Pour assurer un accueil plus adapté des élèves atteints par ces pathologies, un Projet d’Accueil Individualisé (PAI) définit les adaptations qui devront être apportées à la vie de l’enfant ou de l’adolescent durant l’ensemble de son temps de présence au sein de la collectivité. Reste que si l’accueil est obligatoire selon la loi, dans quelles conditions sa fait-il réellement ?
Les résultats de l’étude de terrain
La mise en place de deux questionnaires distincts, l’un destiné aux élèves concernés a permis de se rendre compte de la situation réelle de leur accueil, l’autre destiné aux chefs cuisiniers a permis de connaître leur manière de faire et de mettre en lumière leurs difficultés.
Les résultats sont les suivants :
Questionnaire élèves (203 réponses) :
- Les élèves ne signalent pas forcément leurs pathologies à l’école (12.8%) car ils n’en voient pas l’intérêt (puisqu’ils ne mangent pas à la cantine).
- Plus d’un quart des élèves accueillis ont déjà rencontré des problèmes au moment de leurs repas (non gestion des contaminations croisées, manque de communication dans l’équipe des cuisiniers, échange de repas entre élèves, oubli de préparation de repas…)
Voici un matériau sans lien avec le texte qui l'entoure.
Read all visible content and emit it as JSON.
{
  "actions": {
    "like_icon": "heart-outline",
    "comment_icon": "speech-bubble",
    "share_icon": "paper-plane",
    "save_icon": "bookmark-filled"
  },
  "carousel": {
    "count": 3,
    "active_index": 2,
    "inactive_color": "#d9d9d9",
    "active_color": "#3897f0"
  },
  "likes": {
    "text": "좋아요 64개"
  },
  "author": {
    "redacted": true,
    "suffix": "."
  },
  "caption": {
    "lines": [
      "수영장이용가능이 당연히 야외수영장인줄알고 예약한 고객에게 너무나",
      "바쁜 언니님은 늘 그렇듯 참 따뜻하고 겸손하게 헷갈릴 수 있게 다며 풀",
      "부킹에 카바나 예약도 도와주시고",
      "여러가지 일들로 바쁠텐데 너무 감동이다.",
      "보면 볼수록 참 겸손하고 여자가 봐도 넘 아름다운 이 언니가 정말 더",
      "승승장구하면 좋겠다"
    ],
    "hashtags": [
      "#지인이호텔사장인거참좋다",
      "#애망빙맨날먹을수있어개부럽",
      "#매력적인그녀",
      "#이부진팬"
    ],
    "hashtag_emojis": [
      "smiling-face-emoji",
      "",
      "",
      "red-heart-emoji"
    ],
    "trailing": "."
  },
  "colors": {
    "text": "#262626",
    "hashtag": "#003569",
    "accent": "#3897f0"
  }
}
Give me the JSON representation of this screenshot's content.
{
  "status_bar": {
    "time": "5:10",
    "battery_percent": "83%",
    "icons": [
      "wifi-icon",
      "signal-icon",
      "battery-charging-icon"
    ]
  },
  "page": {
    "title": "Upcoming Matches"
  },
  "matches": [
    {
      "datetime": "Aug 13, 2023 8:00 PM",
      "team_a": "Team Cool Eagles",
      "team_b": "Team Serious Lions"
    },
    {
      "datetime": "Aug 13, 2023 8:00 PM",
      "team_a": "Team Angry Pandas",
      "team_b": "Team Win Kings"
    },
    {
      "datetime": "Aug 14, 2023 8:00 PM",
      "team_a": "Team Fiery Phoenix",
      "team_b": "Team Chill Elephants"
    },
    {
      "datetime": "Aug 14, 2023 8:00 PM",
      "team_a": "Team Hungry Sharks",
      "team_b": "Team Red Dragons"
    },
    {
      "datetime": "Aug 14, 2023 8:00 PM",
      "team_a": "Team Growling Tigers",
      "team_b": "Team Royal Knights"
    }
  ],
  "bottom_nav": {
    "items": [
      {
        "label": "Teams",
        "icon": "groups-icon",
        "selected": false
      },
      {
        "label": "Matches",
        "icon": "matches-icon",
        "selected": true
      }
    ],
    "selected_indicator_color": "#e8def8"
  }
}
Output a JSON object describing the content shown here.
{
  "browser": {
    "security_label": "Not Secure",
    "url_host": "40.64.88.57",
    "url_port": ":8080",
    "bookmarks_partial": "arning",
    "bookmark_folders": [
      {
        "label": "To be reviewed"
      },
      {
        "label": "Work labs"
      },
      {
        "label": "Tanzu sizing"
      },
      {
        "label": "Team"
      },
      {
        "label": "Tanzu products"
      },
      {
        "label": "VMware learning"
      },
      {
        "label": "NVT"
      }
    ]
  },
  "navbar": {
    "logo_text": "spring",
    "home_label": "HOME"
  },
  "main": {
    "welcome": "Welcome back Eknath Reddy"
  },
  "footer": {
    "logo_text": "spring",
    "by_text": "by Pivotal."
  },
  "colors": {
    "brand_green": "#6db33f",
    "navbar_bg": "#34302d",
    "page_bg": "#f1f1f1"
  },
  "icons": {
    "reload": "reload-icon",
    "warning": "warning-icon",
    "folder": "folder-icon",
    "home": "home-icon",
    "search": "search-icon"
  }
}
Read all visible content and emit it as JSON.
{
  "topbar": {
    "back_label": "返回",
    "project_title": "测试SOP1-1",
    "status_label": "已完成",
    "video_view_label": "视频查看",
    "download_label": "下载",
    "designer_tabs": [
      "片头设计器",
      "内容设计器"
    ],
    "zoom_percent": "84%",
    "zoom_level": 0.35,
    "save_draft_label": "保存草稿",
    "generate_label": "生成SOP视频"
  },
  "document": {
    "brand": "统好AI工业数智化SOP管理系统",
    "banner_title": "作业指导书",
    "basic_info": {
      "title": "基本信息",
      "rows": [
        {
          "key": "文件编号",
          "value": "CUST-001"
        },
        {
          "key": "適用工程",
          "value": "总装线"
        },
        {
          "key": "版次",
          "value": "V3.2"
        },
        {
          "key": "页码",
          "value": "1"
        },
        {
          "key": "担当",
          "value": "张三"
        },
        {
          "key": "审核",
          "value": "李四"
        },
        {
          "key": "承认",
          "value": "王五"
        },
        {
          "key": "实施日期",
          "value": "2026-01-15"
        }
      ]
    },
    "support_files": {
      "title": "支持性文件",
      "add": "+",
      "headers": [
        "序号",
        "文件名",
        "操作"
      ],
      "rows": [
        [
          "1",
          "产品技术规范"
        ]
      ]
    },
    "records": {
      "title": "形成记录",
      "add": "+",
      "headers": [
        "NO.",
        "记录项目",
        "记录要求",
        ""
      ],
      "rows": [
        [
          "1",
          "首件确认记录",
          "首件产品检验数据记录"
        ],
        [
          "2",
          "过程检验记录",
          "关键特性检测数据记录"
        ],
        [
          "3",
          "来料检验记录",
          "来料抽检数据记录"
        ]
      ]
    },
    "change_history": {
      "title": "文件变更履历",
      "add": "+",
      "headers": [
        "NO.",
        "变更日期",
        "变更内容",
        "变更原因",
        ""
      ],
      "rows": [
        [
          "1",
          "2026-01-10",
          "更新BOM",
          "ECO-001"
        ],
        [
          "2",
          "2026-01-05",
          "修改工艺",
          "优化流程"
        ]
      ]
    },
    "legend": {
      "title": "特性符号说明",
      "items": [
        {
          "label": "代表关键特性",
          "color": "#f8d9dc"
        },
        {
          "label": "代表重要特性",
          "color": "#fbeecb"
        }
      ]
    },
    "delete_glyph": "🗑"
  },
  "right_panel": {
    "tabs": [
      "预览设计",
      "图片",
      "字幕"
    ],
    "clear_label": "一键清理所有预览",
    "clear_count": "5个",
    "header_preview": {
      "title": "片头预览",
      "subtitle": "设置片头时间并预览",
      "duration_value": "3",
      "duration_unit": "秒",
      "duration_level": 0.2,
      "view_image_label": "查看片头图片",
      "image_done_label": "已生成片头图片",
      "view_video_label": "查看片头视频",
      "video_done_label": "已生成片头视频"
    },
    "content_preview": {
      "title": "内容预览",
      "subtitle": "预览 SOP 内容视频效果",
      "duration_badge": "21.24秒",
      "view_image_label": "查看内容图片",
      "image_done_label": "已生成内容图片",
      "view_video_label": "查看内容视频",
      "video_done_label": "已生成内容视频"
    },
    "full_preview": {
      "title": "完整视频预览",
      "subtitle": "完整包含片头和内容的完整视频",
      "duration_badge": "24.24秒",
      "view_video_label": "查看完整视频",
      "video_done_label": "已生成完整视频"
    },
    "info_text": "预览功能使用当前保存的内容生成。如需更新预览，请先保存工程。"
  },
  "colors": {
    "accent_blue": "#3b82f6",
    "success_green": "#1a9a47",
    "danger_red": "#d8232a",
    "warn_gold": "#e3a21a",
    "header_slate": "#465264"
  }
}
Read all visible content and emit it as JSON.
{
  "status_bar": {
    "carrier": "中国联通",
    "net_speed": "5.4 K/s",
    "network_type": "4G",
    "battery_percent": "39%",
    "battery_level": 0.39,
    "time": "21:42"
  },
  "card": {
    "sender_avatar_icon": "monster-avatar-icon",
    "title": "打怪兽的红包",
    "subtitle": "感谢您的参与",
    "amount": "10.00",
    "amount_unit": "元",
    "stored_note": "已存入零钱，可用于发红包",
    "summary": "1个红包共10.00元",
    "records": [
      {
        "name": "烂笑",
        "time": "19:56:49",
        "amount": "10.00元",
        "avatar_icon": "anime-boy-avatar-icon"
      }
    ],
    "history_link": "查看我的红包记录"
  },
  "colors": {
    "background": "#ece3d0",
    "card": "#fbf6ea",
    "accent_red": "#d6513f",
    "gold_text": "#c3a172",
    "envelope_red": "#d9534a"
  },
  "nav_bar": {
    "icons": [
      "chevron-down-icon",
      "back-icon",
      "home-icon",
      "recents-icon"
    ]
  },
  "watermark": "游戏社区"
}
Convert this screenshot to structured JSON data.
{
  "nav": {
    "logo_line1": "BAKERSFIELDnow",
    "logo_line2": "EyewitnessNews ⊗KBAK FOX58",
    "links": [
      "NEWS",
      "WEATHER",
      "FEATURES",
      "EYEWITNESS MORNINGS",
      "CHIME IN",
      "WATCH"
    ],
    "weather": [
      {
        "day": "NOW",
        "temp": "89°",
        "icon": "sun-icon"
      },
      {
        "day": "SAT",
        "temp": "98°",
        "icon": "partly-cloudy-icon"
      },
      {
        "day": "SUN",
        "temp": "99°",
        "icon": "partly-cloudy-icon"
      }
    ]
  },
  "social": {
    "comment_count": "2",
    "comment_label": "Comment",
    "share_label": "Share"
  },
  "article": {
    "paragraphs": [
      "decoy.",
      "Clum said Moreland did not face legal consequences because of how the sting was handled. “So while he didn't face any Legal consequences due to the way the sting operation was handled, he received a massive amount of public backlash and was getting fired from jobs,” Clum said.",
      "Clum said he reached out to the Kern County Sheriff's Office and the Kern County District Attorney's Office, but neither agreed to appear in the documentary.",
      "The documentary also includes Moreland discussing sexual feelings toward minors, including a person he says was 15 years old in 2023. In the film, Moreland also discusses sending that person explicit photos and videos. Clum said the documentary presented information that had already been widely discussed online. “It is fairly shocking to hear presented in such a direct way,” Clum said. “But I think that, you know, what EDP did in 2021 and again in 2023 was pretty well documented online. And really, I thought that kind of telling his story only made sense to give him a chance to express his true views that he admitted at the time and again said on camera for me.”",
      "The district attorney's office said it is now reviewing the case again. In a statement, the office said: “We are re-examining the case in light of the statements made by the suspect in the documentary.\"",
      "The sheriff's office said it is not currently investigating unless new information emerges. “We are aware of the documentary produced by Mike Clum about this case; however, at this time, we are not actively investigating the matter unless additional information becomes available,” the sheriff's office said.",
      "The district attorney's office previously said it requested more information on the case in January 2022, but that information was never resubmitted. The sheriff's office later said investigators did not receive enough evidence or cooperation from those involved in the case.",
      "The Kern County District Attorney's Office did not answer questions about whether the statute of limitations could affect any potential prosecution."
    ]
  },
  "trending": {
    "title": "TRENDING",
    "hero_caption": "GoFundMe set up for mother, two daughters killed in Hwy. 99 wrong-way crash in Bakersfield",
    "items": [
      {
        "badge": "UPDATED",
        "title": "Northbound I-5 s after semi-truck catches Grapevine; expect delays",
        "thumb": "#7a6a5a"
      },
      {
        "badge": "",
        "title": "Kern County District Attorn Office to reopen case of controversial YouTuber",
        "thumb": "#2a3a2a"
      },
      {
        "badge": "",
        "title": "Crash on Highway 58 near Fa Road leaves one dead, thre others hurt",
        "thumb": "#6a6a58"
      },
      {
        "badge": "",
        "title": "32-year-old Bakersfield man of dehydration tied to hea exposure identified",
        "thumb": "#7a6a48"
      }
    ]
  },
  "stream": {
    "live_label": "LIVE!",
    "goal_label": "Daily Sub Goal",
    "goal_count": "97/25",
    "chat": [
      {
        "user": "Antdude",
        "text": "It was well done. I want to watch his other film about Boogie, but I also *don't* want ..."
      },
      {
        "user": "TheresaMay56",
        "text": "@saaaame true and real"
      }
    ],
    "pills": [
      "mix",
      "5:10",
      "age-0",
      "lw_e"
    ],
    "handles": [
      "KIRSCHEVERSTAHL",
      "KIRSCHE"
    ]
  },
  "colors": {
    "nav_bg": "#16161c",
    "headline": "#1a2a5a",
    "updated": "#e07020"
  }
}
« La dame de la cantine m’a donné du chocolat alors que je n’avais pas le droit »
- Certaines structures n’accueillent pas ces élèves (30%) par manque de temps, de personnel, de formations, d’organisation mais aussi car cela demande trop de responsabilités et qu’ils ne peuvent pas garantir la traçabilité de ce repas particulier.
« Une cantinière m’a servi un peu plus de pâtes, mais ce n’était pas les miennes »
Questionnaire chefs cuisiniers (16 établissements scolaires) :
- Il n’y a pas d’obligation de moyen mais des obligations de résultats, ainsi toutes les méthodes sont bonnes à prendre du moment que le plat final est exempt de l’allergène dont il est question (préparation du repas à part, un cuisinier cuisine pour ce repas particulier, élaboration du repas avant ou après le processus de production afin d’éviter toutes contaminations croisées…).
- Certaines structures acceptent que les parents fournissent certains produits particuliers, d’autres non pour des raisons de traçabilités et d’hygiène.
- Certaines structures accueillent l’élève avec un panier repas (car elles ont peur de mal faire).
- Plus de deux tiers d’entre elles aimeraient avoir des formations concernant les allergies.
Quelles conclusions, quelles actions pour une cantine pour tous ?
Il serait important que ces élèves puissent profiter pleinement du service de restauration pour faciliter leur insertion, mais lorsque cette prise ne charge est réalisée, d’autres problèmes surgissent par manque de communication, de formation et d’organisation. Il faudrait ainsi :
- Rendre obligatoire le signalement des allergies.
- Instaurer un dialogue entre l’élève, les parents, l’infirmier et les cuisiniers.
- Proposer des formations aux cuisiniers.
- Avoir une personne référente pour répondre rapidement à toutes les questions.
« J’aimerai pouvoir manger à la cantine, parce qu’à l’âge de pré et adolescente, il est extrêmement important de se sentir « comme les autres »
France VEGA, diététicienne nutritionniste, a mené cette étude dans le cadre d’un mémoire de fin d’études (BTS diététique lycée Jean Rostand Strasbourg, 2016-2018).
« Diagnostiquée Cœliaque en 2011, je mets à présent mon expérience personnelle au profit du sans gluten. Depuis juillet 2019, je prends en charge et j’accompagne au mieux les nouveaux intolérants. Volontaire, je suis aussi expert diététicienne chez les sapeurs-pompiers et chargée de veiller sur leur alimentation et leur santé ».